Research
I’m interested in doing computer architecture research where I apply techniques from classical algorithms and data structures. I’m not yet quite sure what this entails, but it will probably have something to do with accelerators, compilers, and/or hardware-software co-design. Ideally, I would be able to focus on maximizing efficiency, free from the limitations of existing architectures.
Previously, I worked with Nikola Samardzic on accelerating Fully Homomorphic Encryption—encryption that allows running programs on secret data without decrypting it.
A Tensor Compiler with Automatic Data Packing for Simple and Efficient Fully Homomorphic Encryption
Aleksandar Krastev*, Nikola Samardzic*, Simon Langowski, Srinivas Devadas, Daniel Sanchez
Fhelipe is an FHE compiler exposing an easy-to-use tensor programming interface.
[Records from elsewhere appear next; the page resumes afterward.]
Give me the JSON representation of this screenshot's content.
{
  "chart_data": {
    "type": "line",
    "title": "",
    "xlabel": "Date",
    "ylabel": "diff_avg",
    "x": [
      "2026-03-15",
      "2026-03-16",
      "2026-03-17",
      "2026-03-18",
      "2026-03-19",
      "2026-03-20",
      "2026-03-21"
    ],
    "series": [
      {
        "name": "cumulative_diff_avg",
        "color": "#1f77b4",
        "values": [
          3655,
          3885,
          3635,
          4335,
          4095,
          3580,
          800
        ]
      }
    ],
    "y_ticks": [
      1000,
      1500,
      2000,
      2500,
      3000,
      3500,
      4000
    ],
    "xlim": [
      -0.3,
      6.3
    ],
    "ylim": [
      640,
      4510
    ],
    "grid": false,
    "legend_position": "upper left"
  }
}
Fhelipe simplifies programming by abstracting data layouts and noise management, while achieving great performance via two key contributions: a novel bit-permutation tensor layout representation and a novel bootstrap placement algorithm. Fhelipe is the first compiler to match the performance of large hand-optimized FHE applications, outperforming prior compilers by gmean 18.5×.
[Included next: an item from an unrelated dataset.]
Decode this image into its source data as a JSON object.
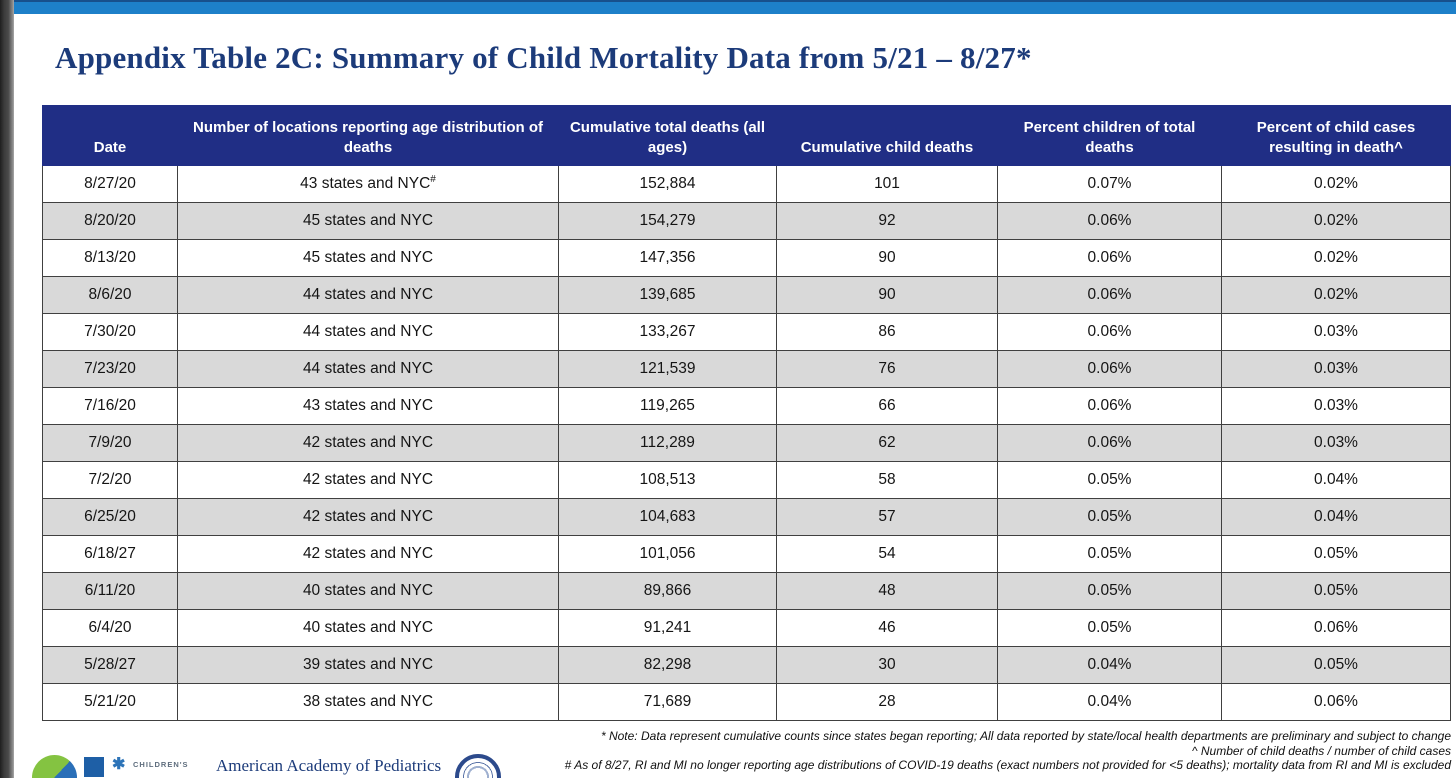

I designed Fhelipe’s layout representation, helped design all algorithms in the compiler, and implemented the compiler frontend.
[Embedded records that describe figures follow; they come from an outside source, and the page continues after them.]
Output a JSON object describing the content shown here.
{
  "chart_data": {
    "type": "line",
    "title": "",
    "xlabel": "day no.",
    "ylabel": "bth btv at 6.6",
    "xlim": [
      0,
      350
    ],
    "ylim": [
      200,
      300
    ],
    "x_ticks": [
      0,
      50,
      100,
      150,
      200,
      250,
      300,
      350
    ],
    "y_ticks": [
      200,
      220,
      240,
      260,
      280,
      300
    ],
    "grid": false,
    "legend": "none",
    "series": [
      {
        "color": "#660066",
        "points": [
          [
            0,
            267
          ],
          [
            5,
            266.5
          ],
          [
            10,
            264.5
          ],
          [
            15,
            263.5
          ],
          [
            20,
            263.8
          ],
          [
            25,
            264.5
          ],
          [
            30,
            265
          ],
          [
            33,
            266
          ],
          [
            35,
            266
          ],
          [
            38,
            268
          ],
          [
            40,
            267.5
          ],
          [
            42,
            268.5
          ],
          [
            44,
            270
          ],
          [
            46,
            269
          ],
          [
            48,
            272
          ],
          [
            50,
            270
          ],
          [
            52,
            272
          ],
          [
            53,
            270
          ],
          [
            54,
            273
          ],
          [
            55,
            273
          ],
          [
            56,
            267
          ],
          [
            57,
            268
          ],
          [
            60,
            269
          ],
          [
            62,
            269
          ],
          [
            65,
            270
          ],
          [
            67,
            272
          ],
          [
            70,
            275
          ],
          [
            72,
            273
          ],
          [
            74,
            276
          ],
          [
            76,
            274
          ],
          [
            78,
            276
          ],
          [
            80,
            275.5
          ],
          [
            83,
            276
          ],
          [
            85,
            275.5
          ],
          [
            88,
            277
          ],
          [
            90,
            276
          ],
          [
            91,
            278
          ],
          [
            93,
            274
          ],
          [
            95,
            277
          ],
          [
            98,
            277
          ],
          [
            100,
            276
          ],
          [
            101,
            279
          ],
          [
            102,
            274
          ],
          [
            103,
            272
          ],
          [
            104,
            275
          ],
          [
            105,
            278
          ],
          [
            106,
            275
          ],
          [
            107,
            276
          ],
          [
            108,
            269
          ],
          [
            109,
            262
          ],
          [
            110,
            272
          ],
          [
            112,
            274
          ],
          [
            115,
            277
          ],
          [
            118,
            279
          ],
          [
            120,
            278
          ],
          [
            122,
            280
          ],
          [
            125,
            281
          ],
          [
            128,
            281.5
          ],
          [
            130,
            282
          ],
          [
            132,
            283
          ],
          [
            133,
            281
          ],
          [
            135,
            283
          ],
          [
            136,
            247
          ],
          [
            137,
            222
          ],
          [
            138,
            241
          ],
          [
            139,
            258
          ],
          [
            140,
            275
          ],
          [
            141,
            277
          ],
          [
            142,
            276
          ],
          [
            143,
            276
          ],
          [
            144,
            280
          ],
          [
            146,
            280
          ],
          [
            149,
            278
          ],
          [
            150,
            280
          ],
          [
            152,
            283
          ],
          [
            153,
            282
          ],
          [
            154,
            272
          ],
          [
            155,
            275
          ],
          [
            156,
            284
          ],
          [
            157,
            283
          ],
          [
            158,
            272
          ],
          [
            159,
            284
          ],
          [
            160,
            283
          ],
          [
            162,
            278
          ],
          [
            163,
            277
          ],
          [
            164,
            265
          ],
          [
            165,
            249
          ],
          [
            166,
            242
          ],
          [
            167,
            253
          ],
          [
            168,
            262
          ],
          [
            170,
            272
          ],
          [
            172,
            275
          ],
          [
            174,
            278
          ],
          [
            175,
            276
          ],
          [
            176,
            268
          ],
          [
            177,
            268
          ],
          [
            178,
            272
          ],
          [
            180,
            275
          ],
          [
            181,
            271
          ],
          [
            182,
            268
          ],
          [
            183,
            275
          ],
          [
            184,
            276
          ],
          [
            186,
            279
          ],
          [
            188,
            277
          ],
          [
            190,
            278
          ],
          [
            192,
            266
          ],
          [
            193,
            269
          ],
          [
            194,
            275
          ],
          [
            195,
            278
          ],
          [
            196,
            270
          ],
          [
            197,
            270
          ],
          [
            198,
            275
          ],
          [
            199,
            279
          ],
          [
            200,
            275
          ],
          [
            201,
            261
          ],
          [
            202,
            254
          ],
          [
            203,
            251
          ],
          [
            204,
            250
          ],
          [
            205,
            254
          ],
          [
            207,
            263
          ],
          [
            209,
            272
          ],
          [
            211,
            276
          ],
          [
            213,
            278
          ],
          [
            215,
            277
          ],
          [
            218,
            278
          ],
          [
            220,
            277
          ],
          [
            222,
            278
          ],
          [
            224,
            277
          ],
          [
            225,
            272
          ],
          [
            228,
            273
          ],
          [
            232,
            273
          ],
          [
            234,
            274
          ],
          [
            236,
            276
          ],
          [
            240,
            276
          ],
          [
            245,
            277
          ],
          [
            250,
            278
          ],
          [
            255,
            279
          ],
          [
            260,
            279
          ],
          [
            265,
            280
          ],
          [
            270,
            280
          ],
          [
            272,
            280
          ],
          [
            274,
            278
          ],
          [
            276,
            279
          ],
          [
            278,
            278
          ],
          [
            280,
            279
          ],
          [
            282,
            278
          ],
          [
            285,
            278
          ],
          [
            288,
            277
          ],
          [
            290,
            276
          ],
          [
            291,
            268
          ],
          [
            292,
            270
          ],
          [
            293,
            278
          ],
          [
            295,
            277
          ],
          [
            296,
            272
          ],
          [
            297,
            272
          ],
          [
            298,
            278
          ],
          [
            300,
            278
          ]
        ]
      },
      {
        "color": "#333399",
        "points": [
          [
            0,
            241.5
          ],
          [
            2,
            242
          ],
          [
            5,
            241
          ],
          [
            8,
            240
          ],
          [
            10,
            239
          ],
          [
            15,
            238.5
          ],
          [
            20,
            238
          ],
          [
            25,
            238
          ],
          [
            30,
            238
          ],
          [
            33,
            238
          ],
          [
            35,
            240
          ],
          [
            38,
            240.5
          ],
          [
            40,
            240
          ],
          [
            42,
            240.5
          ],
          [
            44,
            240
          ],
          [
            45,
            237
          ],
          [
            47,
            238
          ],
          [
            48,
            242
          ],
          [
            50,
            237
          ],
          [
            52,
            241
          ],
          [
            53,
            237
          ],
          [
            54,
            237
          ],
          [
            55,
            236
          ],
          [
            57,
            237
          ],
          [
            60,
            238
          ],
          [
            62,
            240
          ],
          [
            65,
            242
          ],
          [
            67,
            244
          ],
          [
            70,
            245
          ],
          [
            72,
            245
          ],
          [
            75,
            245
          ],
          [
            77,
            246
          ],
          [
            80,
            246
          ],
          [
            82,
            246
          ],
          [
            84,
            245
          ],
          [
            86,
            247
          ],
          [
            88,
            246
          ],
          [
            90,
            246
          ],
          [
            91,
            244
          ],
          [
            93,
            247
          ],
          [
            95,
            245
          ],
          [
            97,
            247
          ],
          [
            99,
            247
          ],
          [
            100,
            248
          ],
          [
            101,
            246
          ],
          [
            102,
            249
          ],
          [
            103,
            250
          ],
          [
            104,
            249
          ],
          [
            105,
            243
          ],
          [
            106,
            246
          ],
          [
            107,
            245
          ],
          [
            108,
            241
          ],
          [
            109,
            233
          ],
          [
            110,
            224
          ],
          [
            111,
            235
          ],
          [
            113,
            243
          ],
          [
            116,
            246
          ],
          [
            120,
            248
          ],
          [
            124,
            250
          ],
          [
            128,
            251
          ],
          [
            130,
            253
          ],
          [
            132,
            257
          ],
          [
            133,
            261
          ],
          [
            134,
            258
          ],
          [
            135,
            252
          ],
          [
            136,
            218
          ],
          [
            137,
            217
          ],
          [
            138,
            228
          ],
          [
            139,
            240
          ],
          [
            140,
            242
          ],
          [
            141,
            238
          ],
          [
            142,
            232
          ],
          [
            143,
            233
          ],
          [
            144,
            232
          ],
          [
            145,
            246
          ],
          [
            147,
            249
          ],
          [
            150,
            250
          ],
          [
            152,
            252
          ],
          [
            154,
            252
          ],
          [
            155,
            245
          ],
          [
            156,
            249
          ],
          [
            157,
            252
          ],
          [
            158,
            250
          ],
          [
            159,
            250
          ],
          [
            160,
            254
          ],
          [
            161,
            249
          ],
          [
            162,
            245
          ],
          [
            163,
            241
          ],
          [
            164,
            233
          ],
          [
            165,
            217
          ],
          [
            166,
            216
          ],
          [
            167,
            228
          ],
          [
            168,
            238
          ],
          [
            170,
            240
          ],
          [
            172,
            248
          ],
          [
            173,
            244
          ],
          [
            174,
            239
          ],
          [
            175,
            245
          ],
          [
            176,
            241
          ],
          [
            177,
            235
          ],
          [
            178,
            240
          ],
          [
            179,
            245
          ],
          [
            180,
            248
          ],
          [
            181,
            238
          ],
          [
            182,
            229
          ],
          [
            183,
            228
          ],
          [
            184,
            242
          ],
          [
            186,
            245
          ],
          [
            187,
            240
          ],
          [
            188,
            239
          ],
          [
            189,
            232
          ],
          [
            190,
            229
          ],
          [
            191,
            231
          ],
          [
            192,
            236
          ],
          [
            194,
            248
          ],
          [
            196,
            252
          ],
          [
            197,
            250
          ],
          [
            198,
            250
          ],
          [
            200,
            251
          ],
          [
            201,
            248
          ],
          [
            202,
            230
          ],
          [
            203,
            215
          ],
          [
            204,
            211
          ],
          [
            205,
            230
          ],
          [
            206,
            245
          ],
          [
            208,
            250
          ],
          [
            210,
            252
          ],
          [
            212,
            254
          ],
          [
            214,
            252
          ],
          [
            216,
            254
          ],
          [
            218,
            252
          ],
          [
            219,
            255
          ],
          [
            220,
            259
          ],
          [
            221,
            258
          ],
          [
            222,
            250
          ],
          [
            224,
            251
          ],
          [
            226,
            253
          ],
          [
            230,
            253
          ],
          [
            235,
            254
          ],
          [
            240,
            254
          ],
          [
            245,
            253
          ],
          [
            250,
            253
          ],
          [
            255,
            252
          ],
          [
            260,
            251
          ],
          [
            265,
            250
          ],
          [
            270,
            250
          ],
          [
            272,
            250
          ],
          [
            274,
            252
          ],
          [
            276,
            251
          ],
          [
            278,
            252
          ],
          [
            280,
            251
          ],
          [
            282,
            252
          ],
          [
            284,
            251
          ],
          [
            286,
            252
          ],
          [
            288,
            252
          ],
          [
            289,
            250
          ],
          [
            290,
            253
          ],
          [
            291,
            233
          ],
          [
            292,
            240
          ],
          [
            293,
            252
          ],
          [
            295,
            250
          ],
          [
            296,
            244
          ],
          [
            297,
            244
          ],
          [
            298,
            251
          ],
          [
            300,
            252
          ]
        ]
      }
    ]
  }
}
CraterLake: A Hardware Accelerator for Efficient Unbounded Computation on Encrypted Data
Nikola Samardzic, Axel Feldmann, Aleksandar Krastev, Nathan Manohar, Nicholas Genise, Srinivas Devadas, Karim Eldefrawy, Chris Peikert, Daniel Sanchez
CraterLake is a state-of-the-art hardware accelerator for FHE, providing speedups of 5,000× over CPU on a broad range of applications. Building upon F1’s functional units, CraterLake introduces a novel architecture that significantly reduces on- and off-chip data movement.
I came up with the way computation is distributed across the chip (Sec. 4), designed the on-chip network (Sec. 5.3), and designed the KeySwitch hint generator (Sec. 5.2).
F1: A Fast and Programmable Accelerator for Fully Homomorphic Encryption
Axel Feldmann*, Nikola Samardzic*, Aleksandar Krastev, Srini Devadas, Ron Dreslinski, Christopher Peikert, Daniel Sanchez
F1 was our initial proposal for an FHE accelerator. F1 proposes novel high-throughput FHE functional units, but suffers from excessive on-chip data movement that prevents it from scaling to large FHE application. As a result, F1 is about 5,000× faster than a CPU on small applications (similar to CraterLake), but only 400× faster on large ones (11× slower than CraterLake).
I designed the first SRAM-only, fully-pipelined transpose unit (Sec. 5.1), which is a crucial component of F1’s novel FFT and automorphism units.